Given Blue 449’s growth, it might be logical for Publicis Media to buy the 25% still held by M&C Saatchi, four years after the initial sale. On this Morrissey states: "I can’t comment." ISBA has raised questions about transparency at media agencies and urged advertisers to tighten their contracts, but Morrissey argues it has not been a big issue for Publicis Media. "We haven’t seen a real tightening down on contracts," she says. "Our clients expect us to be working in their best interests to deliver the best products and the best value as well as buying power." She adds that this applies to all clients, "whatever size they are".

Morrissey doesn’t think the business model is broken, of course, but believes media agencies must evolve. There has already been "phenomenal" change and "it’s going to get faster", she says: "It does mean new commercial models with our clients."

Former clients and colleagues are broadly positive about Morrissey. An old AKQA client from a FTSE 100 brand calls her "very bright" and "very strategic" but found her "tense" in some meetings. Asked for his view of Morrissey, Ajaz Ahmed, founder and chief executive of AKQA, says: "We’re proud of our AKQA alumni and it’s always wonderful to hear about their career development."

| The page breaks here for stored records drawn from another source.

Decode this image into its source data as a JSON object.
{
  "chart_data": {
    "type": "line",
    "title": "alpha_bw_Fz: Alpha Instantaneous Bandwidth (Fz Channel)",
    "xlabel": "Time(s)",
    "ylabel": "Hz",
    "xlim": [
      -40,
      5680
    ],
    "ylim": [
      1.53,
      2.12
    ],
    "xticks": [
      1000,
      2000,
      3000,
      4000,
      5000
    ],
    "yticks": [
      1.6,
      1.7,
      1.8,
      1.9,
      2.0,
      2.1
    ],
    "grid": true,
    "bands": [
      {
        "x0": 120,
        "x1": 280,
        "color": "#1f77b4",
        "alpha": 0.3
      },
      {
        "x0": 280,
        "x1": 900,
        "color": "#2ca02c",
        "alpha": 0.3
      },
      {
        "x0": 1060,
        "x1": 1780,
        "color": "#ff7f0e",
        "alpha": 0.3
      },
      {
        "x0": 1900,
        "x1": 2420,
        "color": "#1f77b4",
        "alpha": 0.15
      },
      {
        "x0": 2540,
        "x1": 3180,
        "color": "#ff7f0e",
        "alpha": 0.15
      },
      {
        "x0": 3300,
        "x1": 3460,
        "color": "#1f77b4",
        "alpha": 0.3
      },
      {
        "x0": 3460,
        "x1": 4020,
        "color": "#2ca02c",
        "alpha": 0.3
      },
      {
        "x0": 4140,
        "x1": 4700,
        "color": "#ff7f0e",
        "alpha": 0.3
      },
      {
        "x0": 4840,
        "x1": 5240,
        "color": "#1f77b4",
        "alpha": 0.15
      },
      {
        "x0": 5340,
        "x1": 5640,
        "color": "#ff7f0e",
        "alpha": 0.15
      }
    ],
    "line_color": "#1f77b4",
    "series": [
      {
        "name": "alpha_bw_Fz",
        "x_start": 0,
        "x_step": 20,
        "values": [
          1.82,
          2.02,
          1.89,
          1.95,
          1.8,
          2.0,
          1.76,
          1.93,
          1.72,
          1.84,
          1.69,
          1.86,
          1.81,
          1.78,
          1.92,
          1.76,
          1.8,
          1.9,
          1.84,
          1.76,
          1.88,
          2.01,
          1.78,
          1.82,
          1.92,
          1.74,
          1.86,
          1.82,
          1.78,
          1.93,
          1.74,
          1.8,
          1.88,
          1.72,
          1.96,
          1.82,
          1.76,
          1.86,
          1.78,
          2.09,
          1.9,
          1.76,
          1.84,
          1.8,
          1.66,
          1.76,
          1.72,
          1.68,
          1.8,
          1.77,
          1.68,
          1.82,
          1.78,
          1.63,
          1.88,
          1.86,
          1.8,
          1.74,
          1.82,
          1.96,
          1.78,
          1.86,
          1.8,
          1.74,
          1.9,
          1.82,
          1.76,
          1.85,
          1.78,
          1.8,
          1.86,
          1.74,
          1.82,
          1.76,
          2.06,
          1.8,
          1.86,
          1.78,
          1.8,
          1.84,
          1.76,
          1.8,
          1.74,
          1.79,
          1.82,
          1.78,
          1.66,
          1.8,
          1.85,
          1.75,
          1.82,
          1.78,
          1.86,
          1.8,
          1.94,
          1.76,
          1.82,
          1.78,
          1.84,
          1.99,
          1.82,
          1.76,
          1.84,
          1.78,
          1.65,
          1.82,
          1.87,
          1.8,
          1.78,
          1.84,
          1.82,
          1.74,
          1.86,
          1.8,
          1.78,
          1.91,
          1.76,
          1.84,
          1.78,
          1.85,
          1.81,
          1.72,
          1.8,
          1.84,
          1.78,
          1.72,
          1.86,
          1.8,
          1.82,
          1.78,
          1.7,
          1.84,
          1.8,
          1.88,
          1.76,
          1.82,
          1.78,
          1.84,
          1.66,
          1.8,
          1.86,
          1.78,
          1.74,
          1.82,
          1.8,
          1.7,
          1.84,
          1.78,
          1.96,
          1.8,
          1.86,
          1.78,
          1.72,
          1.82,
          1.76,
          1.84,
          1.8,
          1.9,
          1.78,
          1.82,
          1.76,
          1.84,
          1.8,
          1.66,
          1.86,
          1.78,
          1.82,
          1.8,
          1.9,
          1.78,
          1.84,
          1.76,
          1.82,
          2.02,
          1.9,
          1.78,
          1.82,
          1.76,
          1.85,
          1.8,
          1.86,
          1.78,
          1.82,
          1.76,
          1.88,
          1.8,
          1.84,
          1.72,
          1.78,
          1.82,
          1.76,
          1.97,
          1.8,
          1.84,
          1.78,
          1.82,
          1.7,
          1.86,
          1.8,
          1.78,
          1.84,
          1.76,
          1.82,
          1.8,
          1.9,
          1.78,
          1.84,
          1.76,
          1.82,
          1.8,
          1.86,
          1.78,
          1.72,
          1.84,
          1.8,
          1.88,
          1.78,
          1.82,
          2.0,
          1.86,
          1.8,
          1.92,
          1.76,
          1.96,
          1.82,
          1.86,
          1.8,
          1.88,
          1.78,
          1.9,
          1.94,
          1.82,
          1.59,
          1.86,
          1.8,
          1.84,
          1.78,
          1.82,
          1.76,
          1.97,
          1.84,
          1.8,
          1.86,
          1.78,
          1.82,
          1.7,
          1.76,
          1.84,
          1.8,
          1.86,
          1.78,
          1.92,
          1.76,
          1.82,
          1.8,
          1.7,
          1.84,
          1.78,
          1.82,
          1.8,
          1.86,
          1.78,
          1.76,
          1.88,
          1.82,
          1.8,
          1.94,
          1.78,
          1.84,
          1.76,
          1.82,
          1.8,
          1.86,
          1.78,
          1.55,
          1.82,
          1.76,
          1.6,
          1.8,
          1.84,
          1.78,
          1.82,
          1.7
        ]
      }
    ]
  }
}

Morrissey is the daughter of two entrepreneurs and grew up in Birmingham before reading European Studies at Hull.

She commutes into the office daily from Poole – a two-hour-plus journey each way: "I’m used to it. I can think. When you’re ‘in transformation’, it gives you headspace. The biggest mistake is to go from meeting to meeting."

Morrissey and her husband, a writer, like living by the sea, where they go wakeboarding with their children at weekends. She learned to waterski at the age of seven and loves "the adrenaline rush".

That fearless streak will be needed at work. "Transformation is not easy. It’s bloody hard, fast and precarious," Morrissey says. "We’ll get there. The biggest thing is it has to be through our people."